As it was announced that the University of Texas would receive their own ESPN-sponsored television channel, concern spread across the college football landscape like wildfire. In particular, several Big-12 universities voiced unease that the Longhorn Network -- as it has been affectionately dubbed -- would become the ultimate Texas recruiting tool.
The worries were understandably founded. ESPN Programming Vice President Dave Brown announced last month that the network would broadcast high school games from both inside and outside the state. Texas Athletic Director DeLoss Dodds extrapolated on Brown's words, explaining that the network would select the televised high school games based on what Texas "feels is best".
Immediate discomfort was felt by all within the conference. Greasing high school kids with the ability to broadcast their faces to the entire country is an utterly absurd advantage that no other university possesses.
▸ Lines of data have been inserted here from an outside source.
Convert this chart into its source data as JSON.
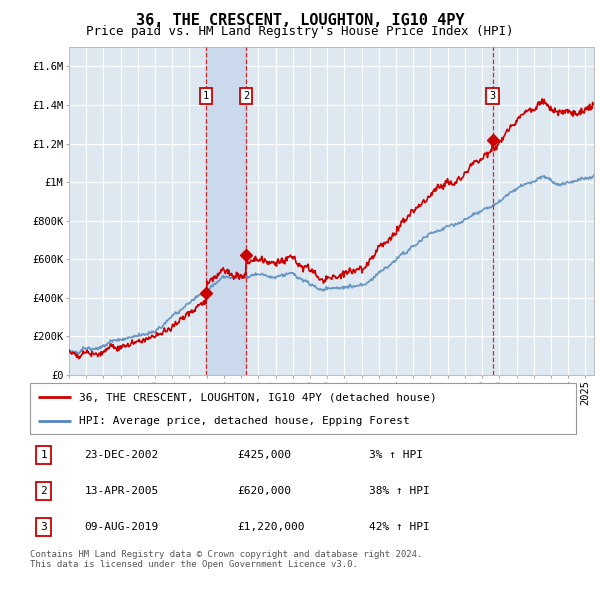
{
  "title": "36, THE CRESCENT, LOUGHTON, IG10 4PY",
  "subtitle": "Price paid vs. HM Land Registry's House Price Index (HPI)",
  "ylabel_ticks": [
    "£0",
    "£200K",
    "£400K",
    "£600K",
    "£800K",
    "£1M",
    "£1.2M",
    "£1.4M",
    "£1.6M"
  ],
  "ytick_vals": [
    0,
    200000,
    400000,
    600000,
    800000,
    1000000,
    1200000,
    1400000,
    1600000
  ],
  "ylim": [
    0,
    1700000
  ],
  "xlim_start": 1995.0,
  "xlim_end": 2025.5,
  "sale_year1": 2002.979,
  "sale_year2": 2005.292,
  "sale_year3": 2019.604,
  "sale_prices": [
    425000,
    620000,
    1220000
  ],
  "sale_labels": [
    "1",
    "2",
    "3"
  ],
  "legend_line1": "36, THE CRESCENT, LOUGHTON, IG10 4PY (detached house)",
  "legend_line2": "HPI: Average price, detached house, Epping Forest",
  "table_entries": [
    {
      "label": "1",
      "date": "23-DEC-2002",
      "price": "£425,000",
      "hpi": "3% ↑ HPI"
    },
    {
      "label": "2",
      "date": "13-APR-2005",
      "price": "£620,000",
      "hpi": "38% ↑ HPI"
    },
    {
      "label": "3",
      "date": "09-AUG-2019",
      "price": "£1,220,000",
      "hpi": "42% ↑ HPI"
    }
  ],
  "footer": "Contains HM Land Registry data © Crown copyright and database right 2024.\nThis data is licensed under the Open Government Licence v3.0.",
  "red_color": "#cc0000",
  "blue_color": "#5588bb",
  "bg_plot_color": "#dde8f0",
  "highlight_color": "#c8d8eb",
  "grid_color": "#ffffff",
  "title_fontsize": 11,
  "subtitle_fontsize": 9,
  "tick_fontsize": 7.5,
  "legend_fontsize": 8,
  "table_fontsize": 8,
  "footer_fontsize": 6.5
}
Despite that, Texas officials maintained that they would keep this brave new world as ethical as possible. Though those claims suddenly seem to have shrunk to the backburner, following Brown's latest remarks.
“One other thing, you may see us, I know there’s a kid [unsigned Texas verbal commit] Connor Brewer from Chapparal high school in Arizona. We may try to get on one or two of their games as well so people [Longhorn Network subscribers] can see an incoming quarterback that’ll be part of the scene in Austin.“
If that doesn't scream unfair recruiting advantage, then I don't know what does. The rest of the Big-12 should probably prepare for an unparalleled era of ESPN-sanctioned Texas dominance.